In an interview gotten from Nigeria’s Vanguard, the minister explained that it was the duty of governments at the state level to settle such issues once a land has been identified as suitable for a federal road project to pass through. He added that the Land Use Act vests powers over land on states.
While admitting that said some federal road projects were being delayed because funding had been secured and contractors engaged but, could not move to site because communities were making demands for compensation, the former Lagos state governor however, commended some state governors for taking the initiative in settling such issues and paving way for projects to go on as planned.
“Compensation as I told you is a state responsibility, so there is nothing to lose my mind about, Fashola said.
“The president has made it clear. This has to be on a collaborative basis, we’ve designed the projects, we have found the funding, and they give us the right of way after all it is one country.
“You control the land and any state that does not give the right of way, we take the view that the project is not interesting to you, we will move the resources somewhere else”.
While speaking on how the rising global inflation is impacting ongoing projects, the minister noted that while it was true that a reasonable margin of profit is factored into project costs taking into consideration possible inflationary trends, the current inflationary trend which was not peculiar to Nigeria was not envisaged.
“Our contractors have of course raised these issues, we know them, we know that for example our provisions for variation in prices, didn’t contemplate this astronomic increases so it will be unreasonable in some cases to expect the contractor to go on and so in some places we are making adjustments increasing the provision for the variation of prices.
“We are also telling the contractors, if you are planning to make 10 percent profit, you may be in a better position now to make 3 percent and move on to the next project that we can re-cost in today’s reality or we don’t want you laying off staff, which will be the easiest thing that a contractor will do.

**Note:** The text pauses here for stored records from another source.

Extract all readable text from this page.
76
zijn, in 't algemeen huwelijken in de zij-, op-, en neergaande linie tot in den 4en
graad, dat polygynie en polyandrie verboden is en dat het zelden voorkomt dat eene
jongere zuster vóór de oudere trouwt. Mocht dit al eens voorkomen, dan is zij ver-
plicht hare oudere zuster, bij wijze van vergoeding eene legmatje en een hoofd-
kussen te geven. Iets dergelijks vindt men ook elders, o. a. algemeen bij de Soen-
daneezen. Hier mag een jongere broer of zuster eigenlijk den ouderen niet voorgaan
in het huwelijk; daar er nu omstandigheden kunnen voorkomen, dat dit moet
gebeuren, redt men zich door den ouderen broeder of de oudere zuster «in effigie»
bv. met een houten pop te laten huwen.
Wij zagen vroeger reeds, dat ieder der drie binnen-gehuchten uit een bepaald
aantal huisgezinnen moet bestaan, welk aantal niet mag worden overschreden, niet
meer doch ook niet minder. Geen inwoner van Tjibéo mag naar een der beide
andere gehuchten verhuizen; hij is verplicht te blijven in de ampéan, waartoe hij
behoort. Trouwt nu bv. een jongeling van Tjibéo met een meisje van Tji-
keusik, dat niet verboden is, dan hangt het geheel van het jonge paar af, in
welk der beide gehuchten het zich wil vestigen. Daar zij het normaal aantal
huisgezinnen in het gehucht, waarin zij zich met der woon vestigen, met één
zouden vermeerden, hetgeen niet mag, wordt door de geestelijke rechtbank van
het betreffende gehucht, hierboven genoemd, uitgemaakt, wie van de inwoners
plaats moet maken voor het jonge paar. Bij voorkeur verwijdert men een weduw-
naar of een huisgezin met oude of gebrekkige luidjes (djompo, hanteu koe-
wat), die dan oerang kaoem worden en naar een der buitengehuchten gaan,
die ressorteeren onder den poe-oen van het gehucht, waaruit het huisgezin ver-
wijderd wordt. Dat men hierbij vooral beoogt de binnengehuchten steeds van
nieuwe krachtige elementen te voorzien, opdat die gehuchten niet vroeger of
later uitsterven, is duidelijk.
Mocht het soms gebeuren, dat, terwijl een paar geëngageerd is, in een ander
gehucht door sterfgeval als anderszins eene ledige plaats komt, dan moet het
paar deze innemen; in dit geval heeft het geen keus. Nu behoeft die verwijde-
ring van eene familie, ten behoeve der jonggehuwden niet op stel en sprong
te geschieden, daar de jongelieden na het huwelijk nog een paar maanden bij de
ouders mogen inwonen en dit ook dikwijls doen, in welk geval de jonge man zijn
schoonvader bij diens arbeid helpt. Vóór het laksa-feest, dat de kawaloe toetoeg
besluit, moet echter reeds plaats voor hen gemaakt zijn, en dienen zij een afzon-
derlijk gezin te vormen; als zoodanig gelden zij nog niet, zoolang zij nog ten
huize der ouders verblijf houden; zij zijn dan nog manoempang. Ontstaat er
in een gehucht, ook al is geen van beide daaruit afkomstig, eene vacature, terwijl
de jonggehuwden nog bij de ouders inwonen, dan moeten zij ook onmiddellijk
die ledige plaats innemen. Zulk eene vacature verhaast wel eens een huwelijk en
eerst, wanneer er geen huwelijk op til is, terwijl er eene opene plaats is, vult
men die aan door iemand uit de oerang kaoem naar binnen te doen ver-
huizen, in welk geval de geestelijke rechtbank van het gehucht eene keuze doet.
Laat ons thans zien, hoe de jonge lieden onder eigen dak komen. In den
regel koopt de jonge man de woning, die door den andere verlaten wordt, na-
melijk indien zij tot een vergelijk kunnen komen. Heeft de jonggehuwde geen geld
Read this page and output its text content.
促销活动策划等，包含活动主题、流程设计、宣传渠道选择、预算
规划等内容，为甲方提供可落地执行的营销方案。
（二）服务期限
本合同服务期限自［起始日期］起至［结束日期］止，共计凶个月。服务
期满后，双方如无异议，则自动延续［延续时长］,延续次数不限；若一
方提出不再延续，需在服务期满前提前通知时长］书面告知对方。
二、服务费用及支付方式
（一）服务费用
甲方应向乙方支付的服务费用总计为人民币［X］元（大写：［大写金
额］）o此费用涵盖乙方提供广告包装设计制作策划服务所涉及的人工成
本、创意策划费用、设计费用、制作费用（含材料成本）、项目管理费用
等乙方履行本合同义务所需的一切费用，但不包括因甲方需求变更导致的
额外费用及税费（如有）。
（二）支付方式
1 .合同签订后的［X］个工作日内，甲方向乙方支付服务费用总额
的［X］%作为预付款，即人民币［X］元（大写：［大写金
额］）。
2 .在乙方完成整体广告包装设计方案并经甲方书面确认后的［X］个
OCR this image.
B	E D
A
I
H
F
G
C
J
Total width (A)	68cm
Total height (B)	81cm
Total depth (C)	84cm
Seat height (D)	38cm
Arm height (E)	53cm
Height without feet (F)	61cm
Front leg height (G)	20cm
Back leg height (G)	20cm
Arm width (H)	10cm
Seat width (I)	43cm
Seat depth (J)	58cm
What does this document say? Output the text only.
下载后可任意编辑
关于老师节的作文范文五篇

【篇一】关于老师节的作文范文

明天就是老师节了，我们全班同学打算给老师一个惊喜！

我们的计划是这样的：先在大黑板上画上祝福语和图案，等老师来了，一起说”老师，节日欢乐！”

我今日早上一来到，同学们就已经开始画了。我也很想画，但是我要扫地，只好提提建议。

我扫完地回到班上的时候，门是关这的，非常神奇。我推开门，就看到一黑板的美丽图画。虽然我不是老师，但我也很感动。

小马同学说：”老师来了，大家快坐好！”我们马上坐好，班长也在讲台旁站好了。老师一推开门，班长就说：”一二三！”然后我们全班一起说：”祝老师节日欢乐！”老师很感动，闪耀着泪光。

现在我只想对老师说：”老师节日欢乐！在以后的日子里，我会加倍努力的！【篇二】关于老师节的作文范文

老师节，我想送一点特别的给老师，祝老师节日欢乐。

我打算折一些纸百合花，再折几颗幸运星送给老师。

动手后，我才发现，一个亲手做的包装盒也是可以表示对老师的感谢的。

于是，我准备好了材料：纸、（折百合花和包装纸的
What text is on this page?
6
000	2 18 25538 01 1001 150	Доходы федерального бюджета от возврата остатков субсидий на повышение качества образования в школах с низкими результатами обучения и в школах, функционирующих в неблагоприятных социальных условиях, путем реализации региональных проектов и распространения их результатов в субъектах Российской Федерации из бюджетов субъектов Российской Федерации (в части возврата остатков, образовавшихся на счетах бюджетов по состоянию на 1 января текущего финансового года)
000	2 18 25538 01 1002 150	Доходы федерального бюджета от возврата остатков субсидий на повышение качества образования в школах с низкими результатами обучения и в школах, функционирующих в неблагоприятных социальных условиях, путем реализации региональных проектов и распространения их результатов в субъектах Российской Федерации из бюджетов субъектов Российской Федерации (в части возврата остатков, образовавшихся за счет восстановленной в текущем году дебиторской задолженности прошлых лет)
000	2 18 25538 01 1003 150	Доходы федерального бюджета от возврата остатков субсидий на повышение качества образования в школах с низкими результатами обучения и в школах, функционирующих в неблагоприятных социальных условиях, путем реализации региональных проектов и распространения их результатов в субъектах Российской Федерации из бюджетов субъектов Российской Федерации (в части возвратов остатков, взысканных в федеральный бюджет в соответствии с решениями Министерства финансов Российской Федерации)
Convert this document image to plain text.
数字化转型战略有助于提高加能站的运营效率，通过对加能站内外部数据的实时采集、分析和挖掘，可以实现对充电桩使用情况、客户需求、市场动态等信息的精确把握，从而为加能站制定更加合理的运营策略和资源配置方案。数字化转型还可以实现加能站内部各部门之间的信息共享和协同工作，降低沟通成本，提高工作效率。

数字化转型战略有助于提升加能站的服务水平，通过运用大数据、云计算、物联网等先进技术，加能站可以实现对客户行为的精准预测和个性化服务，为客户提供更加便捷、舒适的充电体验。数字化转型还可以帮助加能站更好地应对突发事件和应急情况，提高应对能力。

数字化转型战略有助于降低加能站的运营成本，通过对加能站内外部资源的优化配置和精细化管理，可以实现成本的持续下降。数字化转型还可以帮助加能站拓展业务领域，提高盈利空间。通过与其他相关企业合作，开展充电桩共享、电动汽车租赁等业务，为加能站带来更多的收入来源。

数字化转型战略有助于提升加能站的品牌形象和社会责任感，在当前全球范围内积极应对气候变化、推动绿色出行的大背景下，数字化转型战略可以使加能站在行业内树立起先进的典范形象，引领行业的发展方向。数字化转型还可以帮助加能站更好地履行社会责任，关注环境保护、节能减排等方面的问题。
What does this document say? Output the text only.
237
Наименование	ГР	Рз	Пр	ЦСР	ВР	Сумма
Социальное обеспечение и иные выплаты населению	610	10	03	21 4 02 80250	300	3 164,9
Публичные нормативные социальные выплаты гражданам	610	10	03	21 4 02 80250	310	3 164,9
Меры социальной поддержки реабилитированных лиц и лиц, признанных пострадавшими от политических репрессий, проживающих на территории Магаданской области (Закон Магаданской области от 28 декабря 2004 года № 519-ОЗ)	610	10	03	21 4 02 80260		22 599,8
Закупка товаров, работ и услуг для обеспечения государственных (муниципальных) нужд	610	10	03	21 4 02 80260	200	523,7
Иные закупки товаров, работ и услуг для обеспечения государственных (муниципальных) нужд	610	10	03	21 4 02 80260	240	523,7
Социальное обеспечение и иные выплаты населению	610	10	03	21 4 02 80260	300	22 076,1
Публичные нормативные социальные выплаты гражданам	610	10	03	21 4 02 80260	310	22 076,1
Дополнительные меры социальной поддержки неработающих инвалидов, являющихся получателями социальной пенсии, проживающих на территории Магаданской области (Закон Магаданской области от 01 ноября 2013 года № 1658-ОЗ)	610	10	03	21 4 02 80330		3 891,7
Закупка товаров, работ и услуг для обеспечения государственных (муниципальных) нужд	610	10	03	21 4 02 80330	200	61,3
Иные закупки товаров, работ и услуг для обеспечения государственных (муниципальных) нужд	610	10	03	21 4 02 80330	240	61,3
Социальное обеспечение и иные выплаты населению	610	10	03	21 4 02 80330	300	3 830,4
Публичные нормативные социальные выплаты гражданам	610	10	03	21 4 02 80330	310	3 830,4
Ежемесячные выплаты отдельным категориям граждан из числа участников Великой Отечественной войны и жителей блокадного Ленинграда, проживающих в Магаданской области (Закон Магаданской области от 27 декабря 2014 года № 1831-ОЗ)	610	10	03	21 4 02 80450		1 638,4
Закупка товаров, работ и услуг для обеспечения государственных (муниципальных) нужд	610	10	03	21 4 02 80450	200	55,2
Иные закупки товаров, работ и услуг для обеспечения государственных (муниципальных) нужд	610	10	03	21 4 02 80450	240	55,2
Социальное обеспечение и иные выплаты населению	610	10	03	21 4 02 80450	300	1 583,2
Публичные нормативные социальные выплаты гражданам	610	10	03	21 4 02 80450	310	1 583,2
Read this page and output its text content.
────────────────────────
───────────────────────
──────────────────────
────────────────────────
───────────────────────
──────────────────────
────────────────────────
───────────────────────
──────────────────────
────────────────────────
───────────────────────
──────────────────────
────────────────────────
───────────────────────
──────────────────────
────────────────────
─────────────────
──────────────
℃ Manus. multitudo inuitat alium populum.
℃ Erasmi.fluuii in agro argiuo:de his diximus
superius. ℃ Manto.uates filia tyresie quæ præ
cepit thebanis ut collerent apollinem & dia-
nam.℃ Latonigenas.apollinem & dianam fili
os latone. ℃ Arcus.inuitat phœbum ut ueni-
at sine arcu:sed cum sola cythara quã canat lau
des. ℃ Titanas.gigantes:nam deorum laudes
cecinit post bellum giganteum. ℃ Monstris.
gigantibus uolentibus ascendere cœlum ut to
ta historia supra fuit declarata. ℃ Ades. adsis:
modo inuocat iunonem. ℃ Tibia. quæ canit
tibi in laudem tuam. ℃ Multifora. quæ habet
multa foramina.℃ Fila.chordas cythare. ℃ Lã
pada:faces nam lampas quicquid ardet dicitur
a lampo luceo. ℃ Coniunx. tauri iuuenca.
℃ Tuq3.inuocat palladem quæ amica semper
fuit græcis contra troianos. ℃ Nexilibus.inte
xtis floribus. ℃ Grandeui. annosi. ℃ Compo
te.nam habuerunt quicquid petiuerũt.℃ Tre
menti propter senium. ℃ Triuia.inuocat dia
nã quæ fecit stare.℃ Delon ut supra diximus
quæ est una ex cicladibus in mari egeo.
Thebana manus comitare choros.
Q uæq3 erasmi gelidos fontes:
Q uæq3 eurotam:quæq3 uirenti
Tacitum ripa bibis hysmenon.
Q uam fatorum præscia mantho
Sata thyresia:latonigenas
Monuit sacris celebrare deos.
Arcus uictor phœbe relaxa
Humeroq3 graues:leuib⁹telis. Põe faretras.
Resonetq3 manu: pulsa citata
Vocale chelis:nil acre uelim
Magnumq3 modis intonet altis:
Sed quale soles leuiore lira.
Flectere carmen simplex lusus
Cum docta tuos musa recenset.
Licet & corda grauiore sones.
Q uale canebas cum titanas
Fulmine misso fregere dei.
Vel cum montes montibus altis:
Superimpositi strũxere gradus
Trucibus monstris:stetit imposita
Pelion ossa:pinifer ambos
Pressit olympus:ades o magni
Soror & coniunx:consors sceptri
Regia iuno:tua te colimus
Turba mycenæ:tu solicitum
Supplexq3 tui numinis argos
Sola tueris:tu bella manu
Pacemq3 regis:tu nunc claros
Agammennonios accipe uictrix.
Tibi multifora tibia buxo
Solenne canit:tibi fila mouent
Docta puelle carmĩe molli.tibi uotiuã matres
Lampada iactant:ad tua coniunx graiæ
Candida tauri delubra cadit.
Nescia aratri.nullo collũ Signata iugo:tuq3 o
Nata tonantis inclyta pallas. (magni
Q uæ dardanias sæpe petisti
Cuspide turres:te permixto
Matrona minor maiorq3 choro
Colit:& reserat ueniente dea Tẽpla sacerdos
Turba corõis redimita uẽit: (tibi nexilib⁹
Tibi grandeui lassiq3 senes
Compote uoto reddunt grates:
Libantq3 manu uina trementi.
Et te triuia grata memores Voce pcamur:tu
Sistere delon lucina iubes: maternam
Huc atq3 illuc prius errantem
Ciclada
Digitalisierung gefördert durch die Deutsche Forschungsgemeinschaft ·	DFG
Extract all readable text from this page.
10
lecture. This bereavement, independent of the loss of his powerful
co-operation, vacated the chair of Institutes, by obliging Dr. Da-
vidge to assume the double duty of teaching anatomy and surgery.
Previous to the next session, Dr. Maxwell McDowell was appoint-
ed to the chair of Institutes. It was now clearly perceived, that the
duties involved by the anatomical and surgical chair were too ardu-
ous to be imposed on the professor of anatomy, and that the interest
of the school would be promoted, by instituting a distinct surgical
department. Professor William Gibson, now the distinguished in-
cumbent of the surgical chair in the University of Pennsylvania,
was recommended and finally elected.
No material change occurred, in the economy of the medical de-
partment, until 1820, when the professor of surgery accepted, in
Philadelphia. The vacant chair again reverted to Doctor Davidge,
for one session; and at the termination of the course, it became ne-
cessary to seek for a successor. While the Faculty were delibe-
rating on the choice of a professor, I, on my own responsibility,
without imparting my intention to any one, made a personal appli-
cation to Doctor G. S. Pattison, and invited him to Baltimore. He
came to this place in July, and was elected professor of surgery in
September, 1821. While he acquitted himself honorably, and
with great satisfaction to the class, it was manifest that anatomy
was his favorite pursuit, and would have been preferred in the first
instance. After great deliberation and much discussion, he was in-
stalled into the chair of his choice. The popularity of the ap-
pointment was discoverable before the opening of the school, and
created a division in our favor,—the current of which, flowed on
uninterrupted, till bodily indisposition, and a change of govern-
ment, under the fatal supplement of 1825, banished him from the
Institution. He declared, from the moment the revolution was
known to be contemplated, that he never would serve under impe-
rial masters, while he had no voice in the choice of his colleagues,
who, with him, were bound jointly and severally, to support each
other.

“But the hardest thing for a contractor to do is to shut down his machines; he doesn’t want that to happen either. So, they’ve been reasonable largely, we are having reasonable interactions, they have to give something, that is why I talked about people who want a road, who don’t want to contribute lands.
“Contractors are in some places saying okay, ‘I will just try and finish this, I know there is no profit on this, if I can break even, pay my staff, I will make my profit from the next project’ because they are also Nigerians.
“So, in these challenging times, everybody has to sacrifice something, all the answers can’t come from the government alone, especially as it concerns revenue, there are trade offs here. If we have no economic business, everybody suffers, anything that we can get to do while this bad weather is blowing around, let’s continue to do it, so that is it”.